XEBA-AM
- Belisario Domínguez-Guadalajara, Jalisco, Mexico; Mexico;
- Frequency: 820 kHz
- Branding: La Q

Programming
- Format: Mexican Regional
- Affiliations: Radiopolis

Ownership
- Owner: Grupo Radio Cañón; (TV Zac, S.A. de C.V.);
- Sister stations: XEHL-AM, XEAV-AM, XHABCJ-FM

History
- First air date: May 14, 1943 (concession)
- Former frequencies: 840 kHz
- Call sign meaning: BAjío

Technical information
- Licensing authority: CRT
- Class: B
- Power: 10,000 watts day/100 watts night
- Transmitter coordinates: 20°44′12.7″N 103°20′56.6″W﻿ / ﻿20.736861°N 103.349056°W

Links
- Webcast: Listen live
- Website: grupo-rc.mx

= XEBA-AM =

Radio station in Guadalajara, Jalisco, Mexico

XEBA-AM is a radio station on 820 AM in Guadalajara, Jalisco, known as La Q.

==History==
XEBA received its concession on May 14, 1943. It was owned by Concepción Romo Romo and broadcast as a daytimer with 1,000 watts. Radio Tapatía became the concessionaire in 1965, and in the 1990s, XEBA raised power to 10,000 watts and began nighttime broadcasts with 100 watts.

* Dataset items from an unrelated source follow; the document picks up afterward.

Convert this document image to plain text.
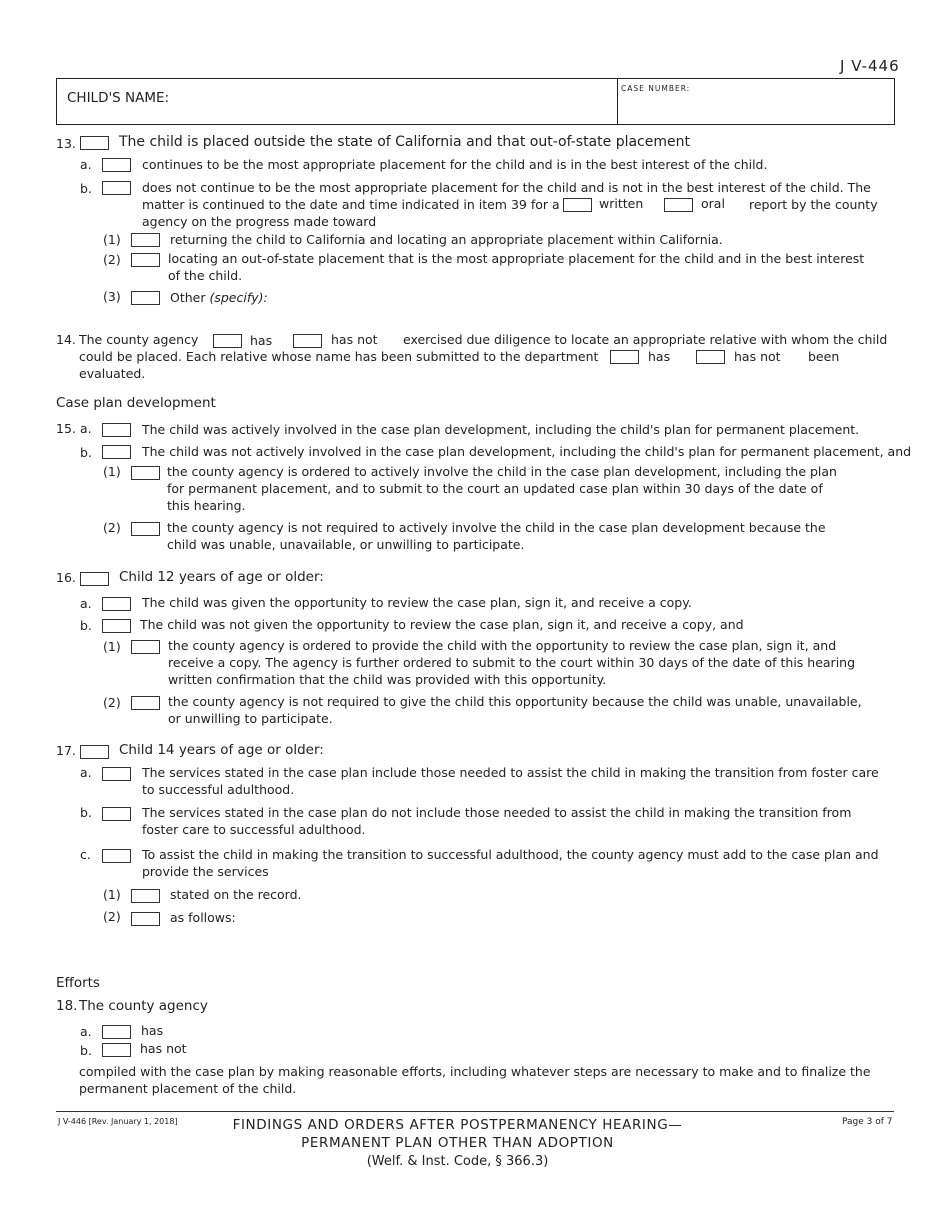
J V-446
CHILD'S NAME:
CASE NUMBER:
13.	The child is placed outside the state of California and that out-of-state placement
a.	continues to be the most appropriate placement for the child and is in the best interest of the child.
b.	does not continue to be the most appropriate placement for the child and is not in the best interest of the child. The
matter is continued to the date and time indicated in item 39 for a	written	oral report by the county
agency on the progress made toward
(1)	returning the child to California and locating an appropriate placement within California.
(2)	locating an out-of-state placement that is the most appropriate placement for the child and in the best interest of the child.
(3)	Other (specify):
14. The county agency	has	has not exercised due diligence to locate an appropriate relative with whom the child
could be placed. Each relative whose name has been submitted to the department	has	has not been
evaluated.
Case plan development
15. a.	The child was actively involved in the case plan development, including the child's plan for permanent placement.
b.	The child was not actively involved in the case plan development, including the child's plan for permanent placement, and
(1)	the county agency is ordered to actively involve the child in the case plan development, including the plan for permanent placement, and to submit to the court an updated case plan within 30 days of the date of this hearing.
(2)	the county agency is not required to actively involve the child in the case plan development because the child was unable, unavailable, or unwilling to participate.
16.	Child 12 years of age or older:
a.	The child was given the opportunity to review the case plan, sign it, and receive a copy.
b.	The child was not given the opportunity to review the case plan, sign it, and receive a copy, and
(1)	the county agency is ordered to provide the child with the opportunity to review the case plan, sign it, and receive a copy. The agency is further ordered to submit to the court within 30 days of the date of this hearing written confirmation that the child was provided with this opportunity.
(2)	the county agency is not required to give the child this opportunity because the child was unable, unavailable, or unwilling to participate.
17.	Child 14 years of age or older:
a.	The services stated in the case plan include those needed to assist the child in making the transition from foster care to successful adulthood.
b.	The services stated in the case plan do not include those needed to assist the child in making the transition from foster care to successful adulthood.
c.	To assist the child in making the transition to successful adulthood, the county agency must add to the case plan and provide the services
(1)	stated on the record.
(2)	as follows:
Efforts
18. The county agency
a.	has
b.	has not
compiled with the case plan by making reasonable efforts, including whatever steps are necessary to make and to finalize the permanent placement of the child.
J V-446 [Rev. January 1, 2018]	FINDINGS AND ORDERS AFTER POSTPERMANENCY HEARING—
PERMANENT PLAN OTHER THAN ADOPTION
(Welf. & Inst. Code, § 366.3)
Page 3 of 7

XEBA became "La Consentida" in 1989.

In 2017, XEBA-AM was sold by Televisa Radio to Zacatecas-based media conglomerate NTR Medios de Comunicación, doing business as TV Zac, S.A. de C.V. However, NTR did not begin programming XEBA on its own until September 16, 2019, when La Consentida left the air to make way for Radio Cañón, a simulcast of XEBA and fellow NTR acquisition XEHL-AM with music in English and six hours of daily news programs on weekdays.